Pang: The accounts of the famous PARC visit-- the ones that cast it as a Promethean stealing of fire-- leave open a couple questions. First, how secret was the work that they were doing, or how secret was the Star and its various capabilities? and second, how much traffic was there back and forth between Apple and PARC of a formal or informal sort? There were several people, including yourself and then people you hire, who come from or had experience there; and it sounds like the work there was pretty well-known.
Raskin: It was, and they published like crazy. They published a lot, which was a great help to the rest of the world. I wished Apple would have published a little bit more.

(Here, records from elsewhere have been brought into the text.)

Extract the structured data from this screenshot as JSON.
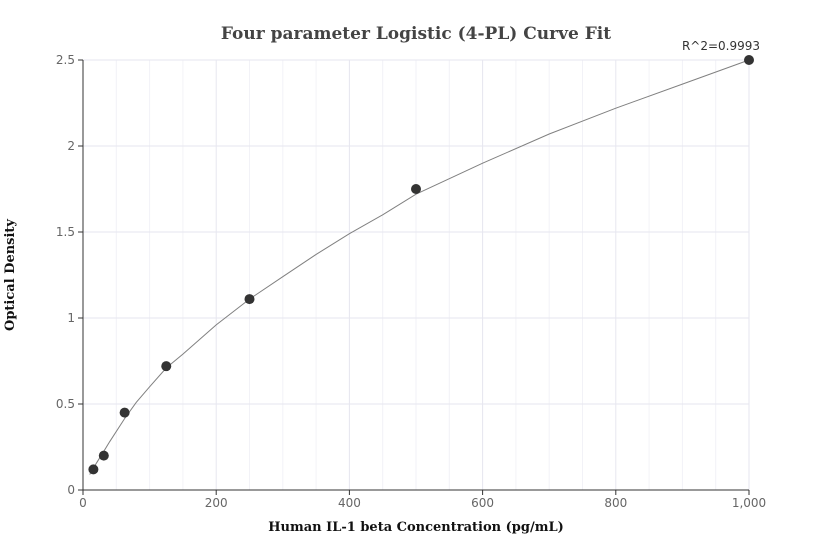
{
  "chart_data": {
    "type": "scatter",
    "title": "Four parameter Logistic (4-PL) Curve Fit",
    "xlabel": "Human IL-1 beta Concentration (pg/mL)",
    "ylabel": "Optical Density",
    "xlim": [
      0,
      1000
    ],
    "ylim": [
      0,
      2.5
    ],
    "x_ticks": [
      0,
      200,
      400,
      600,
      800,
      1000
    ],
    "x_tick_labels": [
      "0",
      "200",
      "400",
      "600",
      "800",
      "1,000"
    ],
    "y_ticks": [
      0,
      0.5,
      1,
      1.5,
      2,
      2.5
    ],
    "y_tick_labels": [
      "0",
      "0.5",
      "1",
      "1.5",
      "2",
      "2.5"
    ],
    "grid": true,
    "points": {
      "x": [
        15.6,
        31.25,
        62.5,
        125,
        250,
        500,
        1000
      ],
      "y": [
        0.12,
        0.2,
        0.45,
        0.72,
        1.11,
        1.75,
        2.5
      ]
    },
    "fit_curve": {
      "model": "4PL",
      "x": [
        10,
        15.6,
        20,
        31.25,
        40,
        62.5,
        80,
        100,
        125,
        150,
        200,
        250,
        300,
        350,
        400,
        450,
        500,
        600,
        700,
        800,
        900,
        1000
      ],
      "y": [
        0.09,
        0.125,
        0.155,
        0.225,
        0.28,
        0.415,
        0.51,
        0.6,
        0.71,
        0.79,
        0.96,
        1.11,
        1.24,
        1.37,
        1.49,
        1.6,
        1.72,
        1.9,
        2.07,
        2.22,
        2.36,
        2.5
      ]
    },
    "annotation": "R^2=0.9993",
    "colors": {
      "point": "#333333",
      "curve": "#808080",
      "grid": "#e6e6ef",
      "minor_grid": "#f2f2f7",
      "axis": "#333333"
    }
  }
}
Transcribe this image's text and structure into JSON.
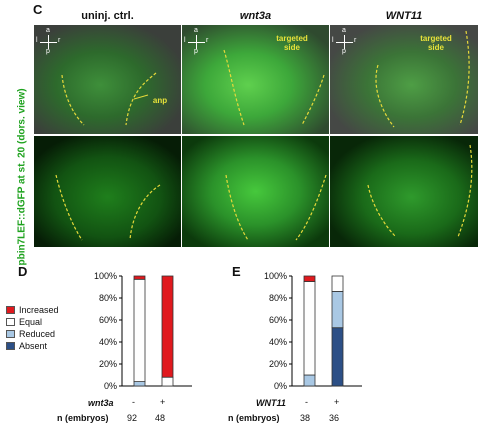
{
  "panel_c": {
    "letter": "C",
    "columns": [
      {
        "title": "uninj. ctrl.",
        "italic": false
      },
      {
        "title": "wnt3a",
        "italic": true
      },
      {
        "title": "WNT11",
        "italic": true
      }
    ],
    "vertical_label": "pbin7LEF::dGFP at st. 20 (dors. view)",
    "orientation_letters": {
      "top": "a",
      "bottom": "p",
      "left": "l",
      "right": "r"
    },
    "annotations": {
      "anp": "anp",
      "targeted_side": "targeted side"
    }
  },
  "panel_d": {
    "letter": "D",
    "legend": [
      {
        "label": "Increased",
        "color": "#e0191e"
      },
      {
        "label": "Equal",
        "color": "#ffffff"
      },
      {
        "label": "Reduced",
        "color": "#a9c8e4"
      },
      {
        "label": "Absent",
        "color": "#2c4f86"
      }
    ],
    "row_labels": {
      "treatment": "wnt3a",
      "n": "n (embryos)"
    },
    "col_signs": [
      "-",
      "+"
    ],
    "n_values": [
      "92",
      "48"
    ]
  },
  "panel_e": {
    "letter": "E",
    "row_labels": {
      "treatment": "WNT11",
      "n": "n (embryos)"
    },
    "col_signs": [
      "-",
      "+"
    ],
    "n_values": [
      "38",
      "36"
    ]
  },
  "chart_data": [
    {
      "type": "bar",
      "stacked": true,
      "panel": "D",
      "categories": [
        "-",
        "+"
      ],
      "ylim": [
        0,
        100
      ],
      "y_ticks": [
        "0%",
        "20%",
        "40%",
        "60%",
        "80%",
        "100%"
      ],
      "series": [
        {
          "name": "Absent",
          "color": "#2c4f86",
          "values": [
            0,
            0
          ]
        },
        {
          "name": "Reduced",
          "color": "#a9c8e4",
          "values": [
            4,
            0
          ]
        },
        {
          "name": "Equal",
          "color": "#ffffff",
          "values": [
            93,
            8
          ]
        },
        {
          "name": "Increased",
          "color": "#e0191e",
          "values": [
            3,
            92
          ]
        }
      ]
    },
    {
      "type": "bar",
      "stacked": true,
      "panel": "E",
      "categories": [
        "-",
        "+"
      ],
      "ylim": [
        0,
        100
      ],
      "y_ticks": [
        "0%",
        "20%",
        "40%",
        "60%",
        "80%",
        "100%"
      ],
      "series": [
        {
          "name": "Absent",
          "color": "#2c4f86",
          "values": [
            0,
            53
          ]
        },
        {
          "name": "Reduced",
          "color": "#a9c8e4",
          "values": [
            10,
            33
          ]
        },
        {
          "name": "Equal",
          "color": "#ffffff",
          "values": [
            85,
            14
          ]
        },
        {
          "name": "Increased",
          "color": "#e0191e",
          "values": [
            5,
            0
          ]
        }
      ]
    }
  ]
}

The fact was that the Macintosh project was officially started-- it had really been started in 1978-- it was approved and was a going project before that visit took place. So it's chronologically not possible for that visit to have sparked the Macintosh. I have read over and over that that visit is what started the Macintosh project, that Jobs saw it and said, "There shall be Macintosh." But no, the Macintosh project was already in existence. Actually, I had worked with Bill Atkinson and some other people because I was on the outs with Jobs by then, and Bill Atkinson was on his wonderful list; so I had finagled things to get Jobs to PARC so he could begin to understand what I was trying to do.
Most people don't know also that the Lisa machine in those early days-- this was 1979-- was a character-generator, green-screen machine; it didn't have a bitmapped screen, it was not Macintosh-like. That all came from the Macintosh project to the Lisa. I went over then to Ken Rothmuller, and I was telling him why this was a dumb thing you're doing, that the future is in bit-mapped screens, and take a look at what we're doing on the Macintosh project. But it was Lisa that got all the funding, and Jobs behind it, and two hundred engineers, and cost $15,000, and my little project with just a handful of people was doing the right thing.

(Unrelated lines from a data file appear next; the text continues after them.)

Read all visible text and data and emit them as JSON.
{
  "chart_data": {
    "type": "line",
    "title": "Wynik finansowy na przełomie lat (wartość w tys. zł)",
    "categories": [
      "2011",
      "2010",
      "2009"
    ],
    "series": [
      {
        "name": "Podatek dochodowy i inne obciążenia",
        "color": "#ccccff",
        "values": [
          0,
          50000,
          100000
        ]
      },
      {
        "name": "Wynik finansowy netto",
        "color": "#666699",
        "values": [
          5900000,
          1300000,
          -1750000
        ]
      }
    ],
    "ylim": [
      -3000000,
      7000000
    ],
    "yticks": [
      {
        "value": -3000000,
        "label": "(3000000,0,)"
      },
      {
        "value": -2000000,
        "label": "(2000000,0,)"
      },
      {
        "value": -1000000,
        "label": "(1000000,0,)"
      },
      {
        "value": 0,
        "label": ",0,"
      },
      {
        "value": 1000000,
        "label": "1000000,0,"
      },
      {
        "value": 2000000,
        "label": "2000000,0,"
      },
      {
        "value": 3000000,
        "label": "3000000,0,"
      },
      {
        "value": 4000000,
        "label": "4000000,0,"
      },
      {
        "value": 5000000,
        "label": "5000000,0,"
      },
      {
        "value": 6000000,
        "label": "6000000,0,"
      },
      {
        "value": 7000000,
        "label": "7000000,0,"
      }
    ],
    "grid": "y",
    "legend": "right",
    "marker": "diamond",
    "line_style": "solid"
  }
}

But the basic idea of a graphics-based, user interface-oriented machine for Lisa came from the Macintosh project. The only book I've ever seen that mentions that is Owen Linzmeyer's Apple Confidential. Everyone else has gotten it wrong: they say that the Macintosh was a downsized Lisa, when really the Lisa was an upsized Macintosh. Exactly backwards.

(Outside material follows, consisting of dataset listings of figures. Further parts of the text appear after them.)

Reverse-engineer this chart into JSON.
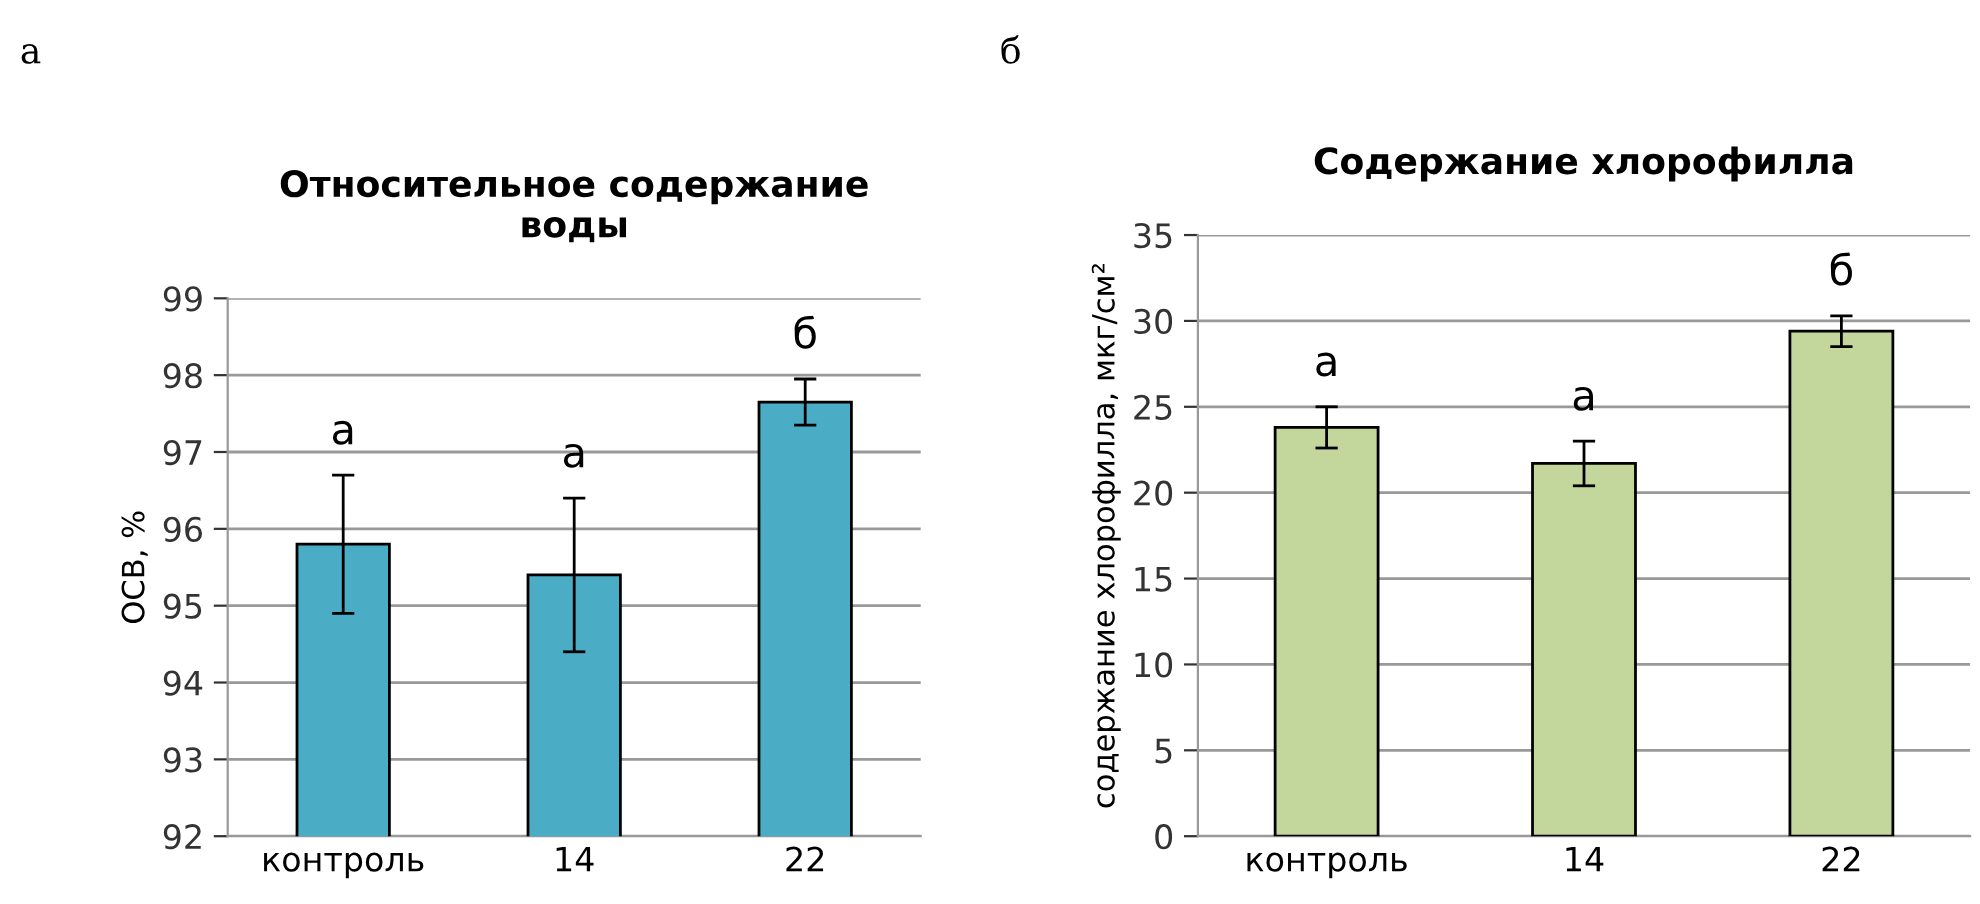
{
  "chart_data": [
    {
      "type": "bar",
      "title": "Относительное содержание\nводы",
      "ylabel": "ОСВ, %",
      "categories": [
        "контроль",
        "14",
        "22"
      ],
      "values": [
        95.8,
        95.4,
        97.65
      ],
      "errors": [
        0.9,
        1.0,
        0.3
      ],
      "color": "#4bacc6",
      "ylim": [
        92,
        99
      ],
      "yticks": [
        92,
        93,
        94,
        95,
        96,
        97,
        98,
        99
      ],
      "grid": "y",
      "annotations": [
        "а",
        "а",
        "а",
        "б"
      ]
    },
    {
      "type": "bar",
      "title": "Содержание хлорофилла",
      "ylabel": "содержание хлорофилла, мкг/см²",
      "categories": [
        "контроль",
        "14",
        "22"
      ],
      "values": [
        23.8,
        21.7,
        29.4
      ],
      "errors": [
        1.2,
        1.3,
        0.9
      ],
      "color": "#c3d69b",
      "ylim": [
        0,
        35
      ],
      "yticks": [
        0,
        5,
        10,
        15,
        20,
        25,
        30,
        35
      ],
      "grid": "y",
      "annotations": [
        "б",
        "а",
        "а",
        "б"
      ]
    }
  ]
}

Pang: One thing that's been said about Jobs' visit to PARC-- which was one of several that Apple people made to PARC-- was that it was necessary to get him to understand the importance of this technology, and that it mainly served a political purpose.
Raskin: That was my intent, yes. There were other things going on that I didn't know about. The deal between Apple and Xerox over stock, I didn't know about any of that at the time. And I don't know if that was after the visit, or before it, or in conjunction with it, I have no first-hand knowledge. But apparently other things were grinding away. And of course the Macintosh project was killed several times, and it was usually Jobs who was killing it, because he didn't understand it; I figured if he understood it, and could see something like it, before we were ready to show anything, that he would be more sympathetic. And I think that became true. He decided to take the Lisa project and try to do it there.
Now, the Lisa was very Star-like; the Lisa stole things from Star right and left-- it stole people, it stole ideas, even stole the font names, exactly. I didn't like that, and I thought we could do better. Certainly the Macintosh benefited from Lisa development; later on, Lisa software came over to Macintosh, and Macintosh software went over to Lisa. And there was cross-pollination, which was fine. But the Lisa was very Star-like. And the Macintosh also inherited things which to this day I don't think are very good interface ideas. But that's what happens when you don't have someone who has their own ideas, and has to borrow a lot.